Recently, we’ve been experimenting with the concept of global company-wide memory. It’s a single markdown-like file that is shared and always injected into the context. The Adapt agent deployed in your company are accumulating knowledge about how you run your company, then building a mapping of that in the company-wide memory.

We considered context implications when storing company-wide memory. Since it’s a shared doc and always loaded into context, we have to be picky about what knowledge we choose to store. The knowledge must be durable (true for months), useful context for company operations, and guide the Adapt agent to provide the correct answers.

We decided on the following categories on what to store:

  • Org structure - Who does what, who is in charge of what
  • Processes - How the company operates
  • Data and systems topology
  • Vocabulary
  • Decisions and policies

A full company wide knowledge doc might look like the following:

# Adapt global knowledge

This is shared tribal knowledge of how Adapt's company operates. Anything not in here, use the tools / integrations you have for lookup.

## Policies (always apply) - External customer comms must be reviewed by Marketing before sending.

- #general is announcements-only. Never post there.

- Issue tracking is Linear. Do not suggest or use Jira.

- Never paste customer PII or secrets into a chat. Pull it live, reference by ID.

- Production DB writes require sign-off from the owning team's eng lead.

## Org map (who owns what / who to ask)

`- Payments — billing, invoicing, Stripe integration. Lead: Sarah Chen (eng).`

`- Metering — usage ingestion + aggregation pipeline. Lead: Diego Park (eng).`

- Growth — acquisition, onboarding, lifecycle email. Lead: Priya Nair.

- Data — owns the Snowflake warehouse and all analytics models.

- Escalation: production incidents -> on-call in #incidents; billing disputes -> Finance. ## Where things live (source of truth)

- Revenue & finance metrics: Snowflake finance.* (query live; do not cache numbers). - Usage/metering data: Snowflake metering.events, rolled up in metering.daily.

- Issues & incidents: Linear (incidents use the incident label). - Product specs & PRDs: Notion "Product" space.

- Support tickets: Zendesk. Account health & contract terms: Salesforce.

- Release announcements: #eng-releases. Customer-facing changelog: Notion "Changelog". ## Definitions & vocabulary

- ARR = committed annual contract value, excluding one-time and usage overages.

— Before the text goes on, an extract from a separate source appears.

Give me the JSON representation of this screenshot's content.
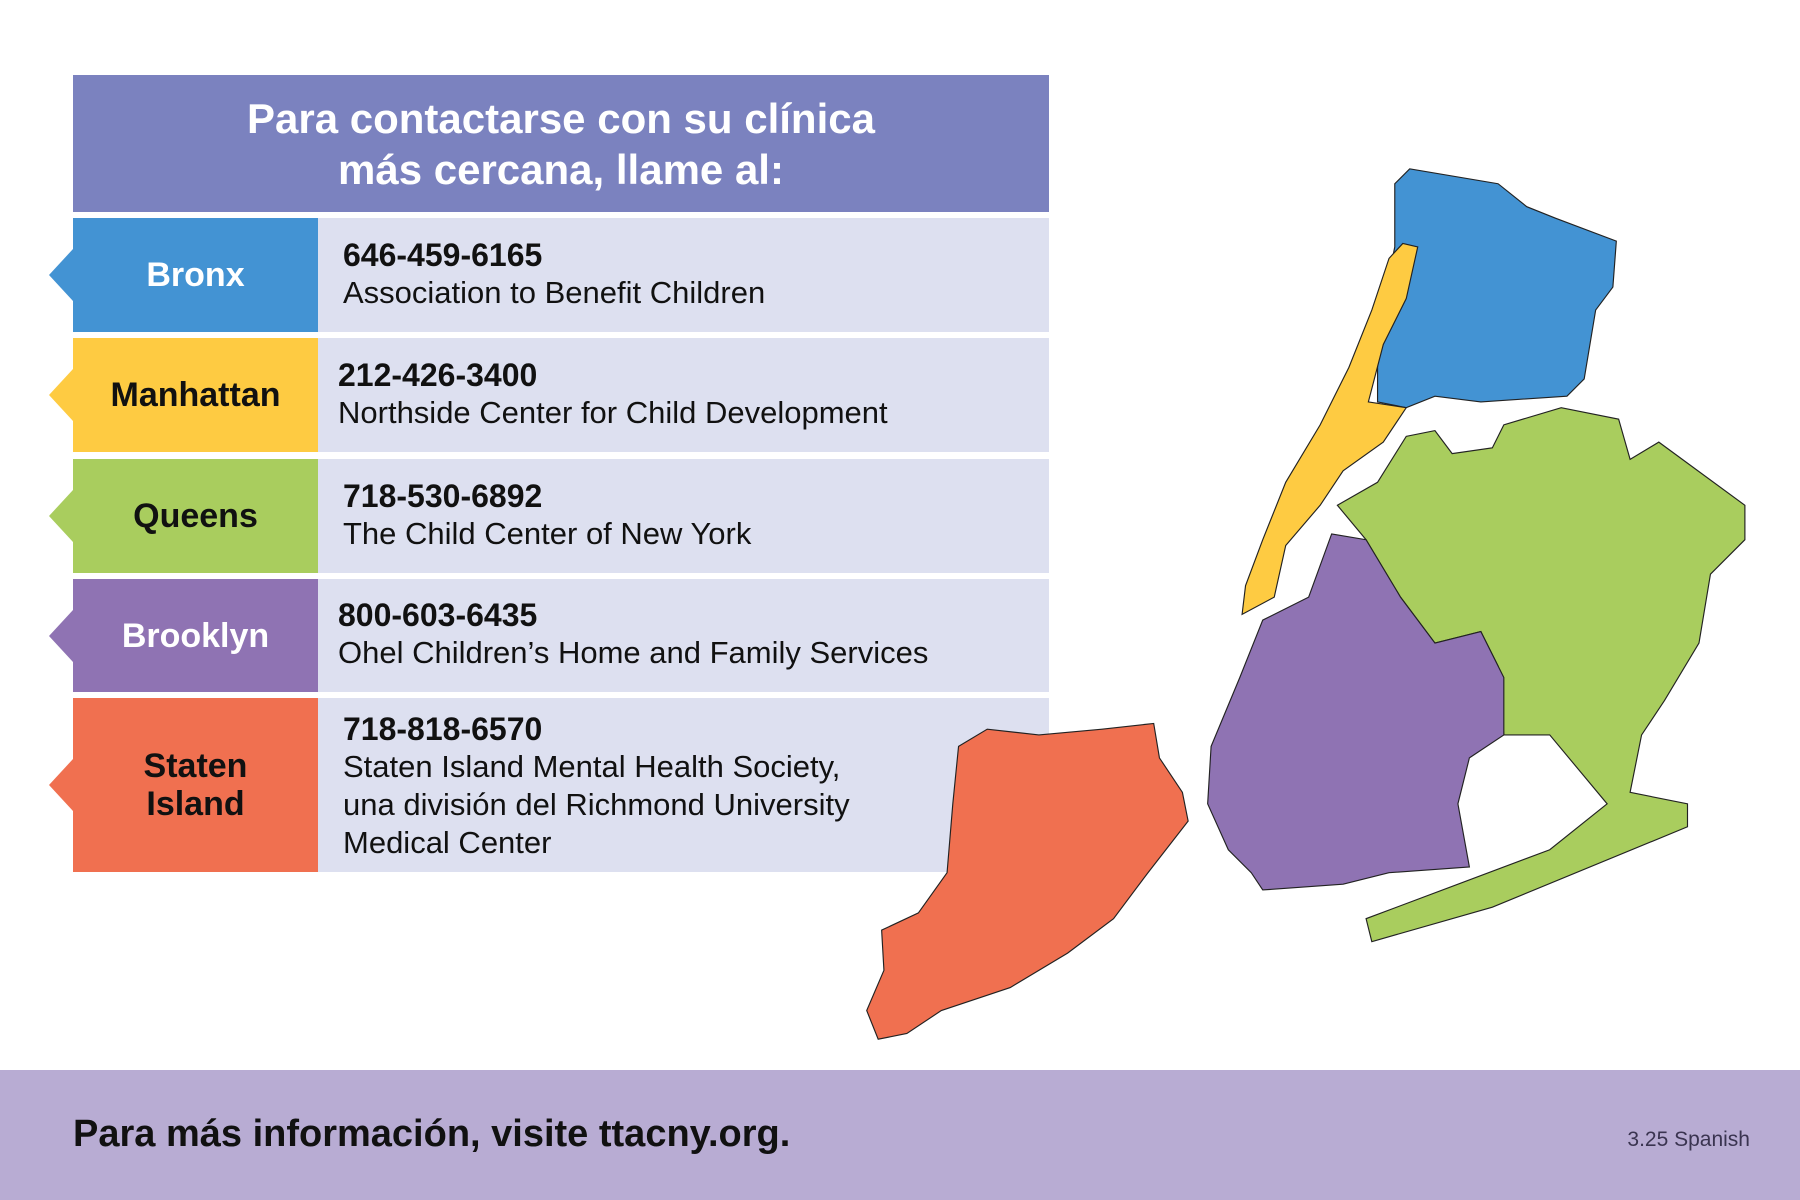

- Active org = an org with at least one API call in the last 28 days.

- Project Atlas = the in-progress billing-engine migration (target Q3). - Fiscal year starts in February.

## How we operate (key recurring processes)

- Deploy: merge to main -> CI -> manual approve in #eng-releases. Owner: eng lead of the service. - Incident: open a Linear issue with incident, post in #incidents, assign on-call.

- Weekly metrics review: Mondays; numbers pulled fresh from Snowflake finance.*.

(Full step-by-step procedures live as individual entries — look them up when running one.)

What’s next #

Today, both memory systems work in tangent together to make up Adapt’s memory system. Some of the future improvements to memory that we are exploring at the moment:

  • We're looking into creating a background job that is constantly running, scanning through your data sources to make sure that the memory cache layer is up to date. This would consist of looking at old memory pieces, spinning up a background agent to scan and verify whether or not that snippet of knowledge is up to date.
  • For company-wide knowledge, creating a database that stores company-wide knowledge indexed on the creator and category, over using a single markdown-like file. This will help with handling collisions when it comes to editing company-wide knowledge and granular controls on what should be retrieved into the context from the knowledge.